Designating distribution styles
The considerations and recommendations for designating distribution styles in this section use a star schema as an example. Your database design might be based on a star schema, some variant of a star schema, or an entirely different schema. Amazon Redshift is designed to work effectively with whatever schema design you choose. The principles in this section can be applied to any design schema.
-
Specify the primary key and foreign keys for all your tables.
Amazon Redshift does not enforce primary key and foreign key constraints, but the query optimizer uses them when it generates query plans. If you set primary keys and foreign keys, your application must maintain the validity of the keys.
-
Distribute the fact table and its largest dimension table on their common columns.
Choose the largest dimension based on the size of dataset that participates in the most common join, not only the size of the table. If a table is commonly filtered, using a WHERE clause, only a portion of its rows participate in the join. Such a table has less impact on redistribution than a smaller table that contributes more data. Designate both the dimension table's primary key and the fact table's corresponding foreign key as DISTKEY. If multiple tables use the same distribution key, they are also collocated with the fact table. Your fact table can have only one distribution key. Any tables that join on another key isn't collocated with the fact table.
-
Designate distribution keys for the other dimension tables.
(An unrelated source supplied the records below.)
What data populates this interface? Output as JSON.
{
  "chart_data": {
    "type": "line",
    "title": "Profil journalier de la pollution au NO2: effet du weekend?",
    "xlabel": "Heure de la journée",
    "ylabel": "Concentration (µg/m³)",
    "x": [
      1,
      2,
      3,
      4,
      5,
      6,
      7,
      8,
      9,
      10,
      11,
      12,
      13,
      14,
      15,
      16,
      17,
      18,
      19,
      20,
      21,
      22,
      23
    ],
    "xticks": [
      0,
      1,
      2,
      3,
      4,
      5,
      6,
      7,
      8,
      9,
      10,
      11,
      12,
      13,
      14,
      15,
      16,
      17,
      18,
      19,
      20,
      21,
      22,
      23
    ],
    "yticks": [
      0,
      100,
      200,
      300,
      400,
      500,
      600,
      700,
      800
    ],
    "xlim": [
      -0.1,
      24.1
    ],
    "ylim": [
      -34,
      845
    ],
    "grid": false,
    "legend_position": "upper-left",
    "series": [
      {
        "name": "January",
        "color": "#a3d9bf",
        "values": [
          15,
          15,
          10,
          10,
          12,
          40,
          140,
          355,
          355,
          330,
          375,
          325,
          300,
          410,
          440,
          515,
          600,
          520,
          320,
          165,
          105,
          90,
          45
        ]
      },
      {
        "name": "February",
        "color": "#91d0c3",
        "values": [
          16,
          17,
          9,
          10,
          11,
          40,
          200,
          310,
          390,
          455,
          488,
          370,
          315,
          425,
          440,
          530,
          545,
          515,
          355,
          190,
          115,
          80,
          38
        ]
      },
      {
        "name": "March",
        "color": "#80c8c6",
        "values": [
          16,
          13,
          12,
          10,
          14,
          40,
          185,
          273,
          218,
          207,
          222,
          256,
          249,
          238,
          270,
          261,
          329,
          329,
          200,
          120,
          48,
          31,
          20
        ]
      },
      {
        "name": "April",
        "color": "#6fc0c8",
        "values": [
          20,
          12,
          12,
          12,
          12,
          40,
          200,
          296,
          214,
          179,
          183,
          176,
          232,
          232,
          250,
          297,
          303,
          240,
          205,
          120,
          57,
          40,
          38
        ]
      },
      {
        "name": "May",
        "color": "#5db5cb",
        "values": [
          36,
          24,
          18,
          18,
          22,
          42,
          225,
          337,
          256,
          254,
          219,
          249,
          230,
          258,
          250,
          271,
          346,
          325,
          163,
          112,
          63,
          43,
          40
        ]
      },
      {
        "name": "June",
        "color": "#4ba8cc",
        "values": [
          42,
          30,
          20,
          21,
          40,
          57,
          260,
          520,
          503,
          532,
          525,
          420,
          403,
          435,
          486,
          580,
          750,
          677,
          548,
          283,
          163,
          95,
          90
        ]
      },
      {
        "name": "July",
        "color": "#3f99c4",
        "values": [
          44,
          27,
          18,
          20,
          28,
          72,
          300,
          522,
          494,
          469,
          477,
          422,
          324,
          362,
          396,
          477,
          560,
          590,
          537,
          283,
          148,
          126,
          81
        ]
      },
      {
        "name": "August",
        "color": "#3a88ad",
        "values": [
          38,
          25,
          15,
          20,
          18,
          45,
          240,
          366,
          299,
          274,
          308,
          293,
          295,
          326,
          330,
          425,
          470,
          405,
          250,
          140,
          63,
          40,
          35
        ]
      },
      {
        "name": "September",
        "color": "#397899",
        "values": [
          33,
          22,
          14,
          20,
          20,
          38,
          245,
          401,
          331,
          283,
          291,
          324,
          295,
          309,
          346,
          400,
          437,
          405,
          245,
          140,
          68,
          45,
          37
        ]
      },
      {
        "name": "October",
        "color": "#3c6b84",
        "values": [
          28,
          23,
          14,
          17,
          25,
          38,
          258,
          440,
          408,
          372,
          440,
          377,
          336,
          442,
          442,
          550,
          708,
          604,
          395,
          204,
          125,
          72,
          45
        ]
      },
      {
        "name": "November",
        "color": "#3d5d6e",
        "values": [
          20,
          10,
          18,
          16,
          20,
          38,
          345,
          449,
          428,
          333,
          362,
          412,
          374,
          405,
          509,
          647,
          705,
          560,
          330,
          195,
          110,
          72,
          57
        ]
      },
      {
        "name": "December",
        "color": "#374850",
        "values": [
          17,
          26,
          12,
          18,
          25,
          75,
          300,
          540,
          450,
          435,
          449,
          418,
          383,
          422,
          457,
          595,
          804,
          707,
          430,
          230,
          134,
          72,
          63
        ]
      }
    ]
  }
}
Distribute the tables on their primary keys or their foreign keys, depending on how they most commonly join with other tables.
-
Evaluate whether to change some of the dimension tables to use ALL distribution.
If a dimension table cannot be collocated with the fact table or other important joining tables, you can improve query performance significantly by distributing the entire table to all of the nodes. Using ALL distribution multiplies storage space requirements and increases load times and maintenance operations, so you should weigh all factors before choosing ALL distribution. The following section explains how to identify candidates for ALL distribution by evaluating the EXPLAIN plan.
-
Use AUTO distribution for the remaining tables.
If a table is largely denormalized and does not participate in joins, or if you don't have a clear choice for another distribution style, use AUTO distribution.
To let Amazon Redshift choose the appropriate distribution style, don't explicitly specify a distribution style.